PresentAndCorrectThis person presents a strong case that conspiracy deniers have transferred an infantile trust and reliance in parents, which evolution has hard-wired into us, to governments and other powerful modern institutions.
Why do otherwise perfectly intelligent, thoughtful and rationally minded people baulk at the suggestion that sociopaths are conspiring to manipulate and deceive them? Conspiracy deniers place their trust “in the biggest, loudest, most present and undeniable force around, because instinct decrees that survival depends on it. And, in this great ‘world nursery’, the most omnipresent force is the network of institutions which consistently project an unearned image of power, calm, expertise, concern and stability.”
Off-Guardian: On the Psychology of the Conspiracy Denier
ClarkThat’s not a “strong case”; it’s a bald assertion completely devoid of evidence. Tim Foyle never defines his new term “conspiracy denier”, but his condescending article makes clear that it’s just his way of saying “sheeple”. Just the conspiracy theorists’ typical, utterly predictable sneering sense of self-superiority.

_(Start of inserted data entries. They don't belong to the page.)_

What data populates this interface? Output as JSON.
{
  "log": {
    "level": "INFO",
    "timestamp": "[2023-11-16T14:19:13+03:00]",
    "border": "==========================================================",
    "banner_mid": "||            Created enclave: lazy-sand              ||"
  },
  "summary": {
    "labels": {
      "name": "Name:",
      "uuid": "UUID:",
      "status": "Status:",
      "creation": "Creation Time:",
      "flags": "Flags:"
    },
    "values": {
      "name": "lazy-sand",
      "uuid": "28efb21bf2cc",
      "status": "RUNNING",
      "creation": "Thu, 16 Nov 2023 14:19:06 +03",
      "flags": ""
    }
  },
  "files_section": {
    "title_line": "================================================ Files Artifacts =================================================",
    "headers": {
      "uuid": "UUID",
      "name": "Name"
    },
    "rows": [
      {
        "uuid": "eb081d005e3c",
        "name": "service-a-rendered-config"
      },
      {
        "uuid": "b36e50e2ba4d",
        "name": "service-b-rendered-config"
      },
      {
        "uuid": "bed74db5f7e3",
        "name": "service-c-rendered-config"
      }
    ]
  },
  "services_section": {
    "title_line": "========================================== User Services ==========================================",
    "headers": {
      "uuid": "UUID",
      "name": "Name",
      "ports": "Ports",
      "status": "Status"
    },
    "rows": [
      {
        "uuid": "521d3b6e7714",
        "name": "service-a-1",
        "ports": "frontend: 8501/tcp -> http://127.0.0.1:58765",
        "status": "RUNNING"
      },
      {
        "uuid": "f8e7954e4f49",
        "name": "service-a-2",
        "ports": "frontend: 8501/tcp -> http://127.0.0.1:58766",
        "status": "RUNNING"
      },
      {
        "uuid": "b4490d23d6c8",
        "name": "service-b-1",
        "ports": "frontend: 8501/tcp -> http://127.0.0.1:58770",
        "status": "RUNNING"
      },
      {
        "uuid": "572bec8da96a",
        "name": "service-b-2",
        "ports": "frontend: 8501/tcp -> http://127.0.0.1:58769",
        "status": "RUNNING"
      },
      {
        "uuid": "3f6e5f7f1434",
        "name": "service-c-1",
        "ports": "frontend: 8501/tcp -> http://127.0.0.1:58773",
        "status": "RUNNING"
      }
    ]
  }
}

Elsewhere, Foyle promotes the ludicrous notion that COVID-19 is a hoax; indeed, this seems to be the only other idea that Foyle promotes.
The article is tripe and contributes nothing to the understanding of conspiracy theory as a phenomenon. “PresentAndCorrect”, I think I can safely assume that yours is another sorry mind sadly clouded by conspiracy theory. Got any thoughts of your own?
SAPresentAndCorrect quotes an article from a website that used to be critical of the empire and imperial adventures but has now become almost completely dedicated to covid denial. As a result they have become a magnet for conspiracy theory nuts and the standard of comments has deteriorated rapidly. The admins there now delete comments they don’t like so that real discussions are not allowed, something they deplored when the Guardian used the same tactics.